Monday, October 5, 2009

France Wants to Move the Goal Posts to Hide Dismal Economic Performance

A column in the Wall Street Journal mocks President Sarkozy for suggesting that gross domestic product, which is how economic growth is measured, be changed to include subjective variables such as happiness. This is a transparent attempt to paper over France's sluggish economic performance. Happiness is important, of course, but it comes about by allowing people to make voluntary choices in a free society, not by creating involuntary leisure with stifling tax rates and welfare dependency:
French President Nicolas Sarkozy recently said he wanted the nations of the world to stop using GDP, or gross domestic product, as the main measure of their economic performance. He wants them instead to work up another metric that takes into account not only economic production but such things as environmental quality and even time not spent in traffic—a sort of gross national satisfaction index. France has excellent reason to suppress GDP statistics. Since 1982, among developed nations, France has been a clear laggard in GDP growth.

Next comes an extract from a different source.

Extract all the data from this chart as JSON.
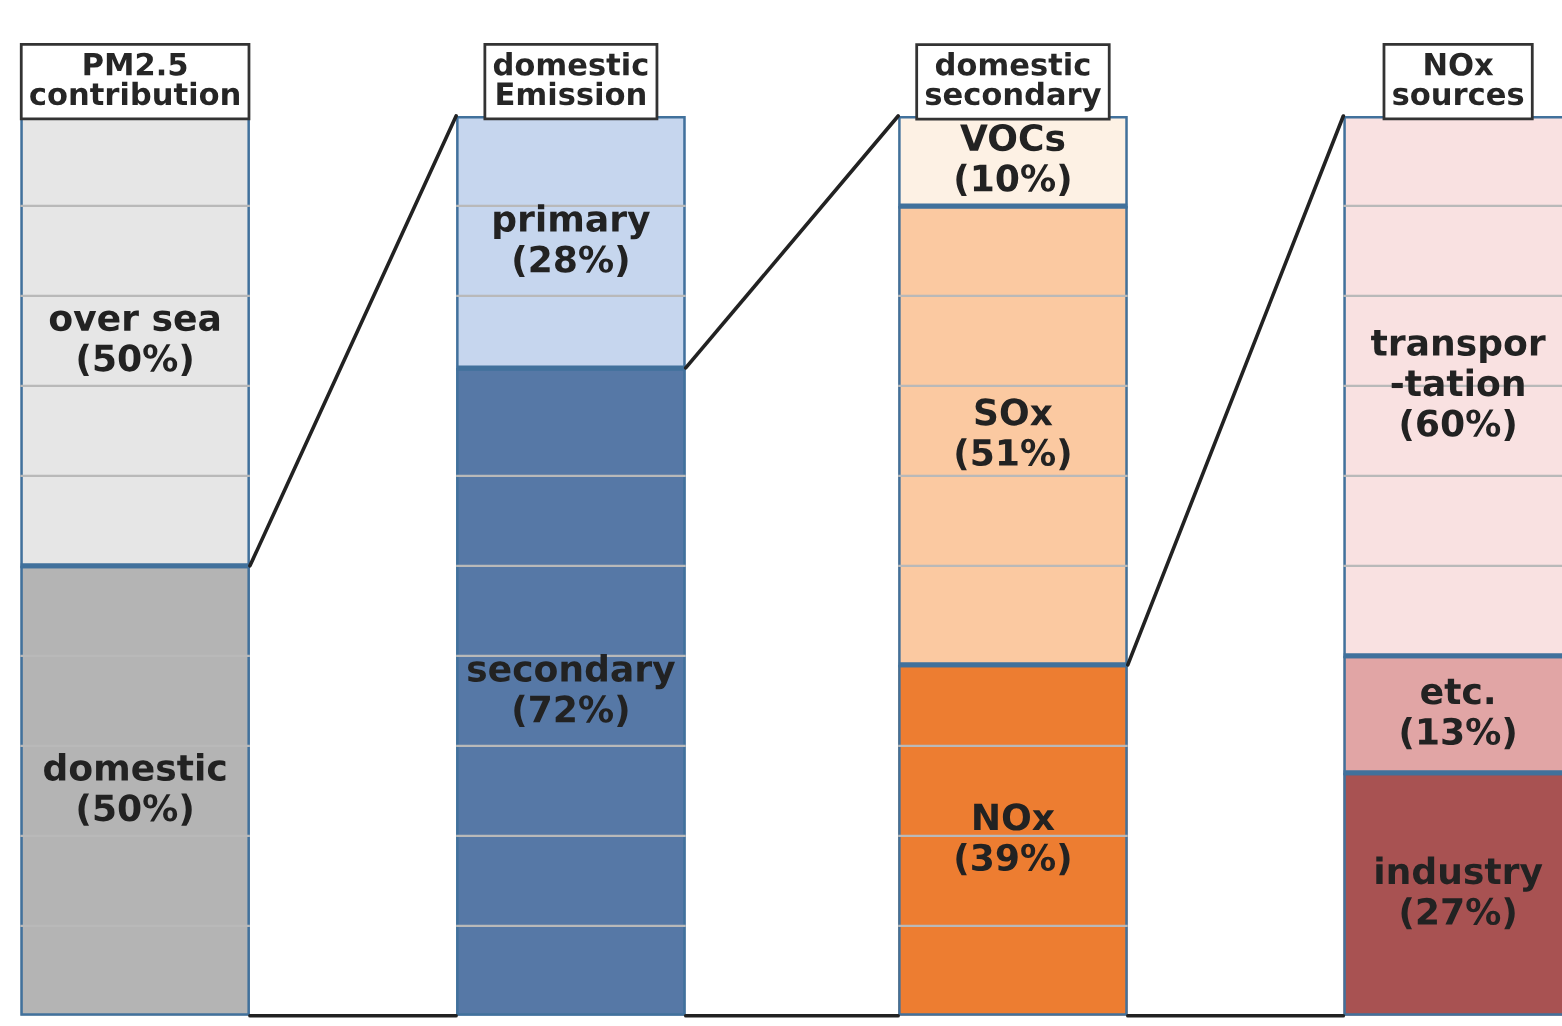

In the quarter century following 1982, France's GDP growth rate was a mere 2.1% per year in comparison to the U.S.'s 3.3%. Thus the U.S. grew at more than a 50% premium to France per year during that span. When the quarter century elapsed, Americans were one-third richer than the French. ...countries of "old Europe" such as France and Italy that were content to stand pat with an overregulated private sector and tax rates well above 50% were left in the dust. In 2003, as the Iraq war got going, France complained that the U.S. was the world's "hyperpower." Yet France itself was partly responsible for this fate. ...If Mr. Sarkozy's statisticians ever come up with their new economic index, they should be sure it includes leisure time—because that is one thing the French economy excels at producing. In 2004, the year he won the Nobel Prize, economist Edward Prescott asked, in the title of a journal article, "Why Do Americans Work So Much More Than Europeans?" The answer, he found, was tax rates. Tax rates had fallen so much in the U.S. by that year that the American workforce couldn't wait to get on the job—or start a business—because you got to keep so much of what you earned. In contrast, high and progressive French taxes left over from the 1970s lured people away from work, especially as they started doing well. So people came to take seven-hour days and six-week vacations, as well as not show any particular interest in striking out on their own in a work-intensive small business. The oldest and most pathetic trick in the book when you lose a contest is to try to move the goal posts. GDP statistics of the past quarter century have shamed France but flattered the U.S., Britain and East Asia. Mr. Sarkozy's gambit to paper over this real difference will be lucky to find any takers.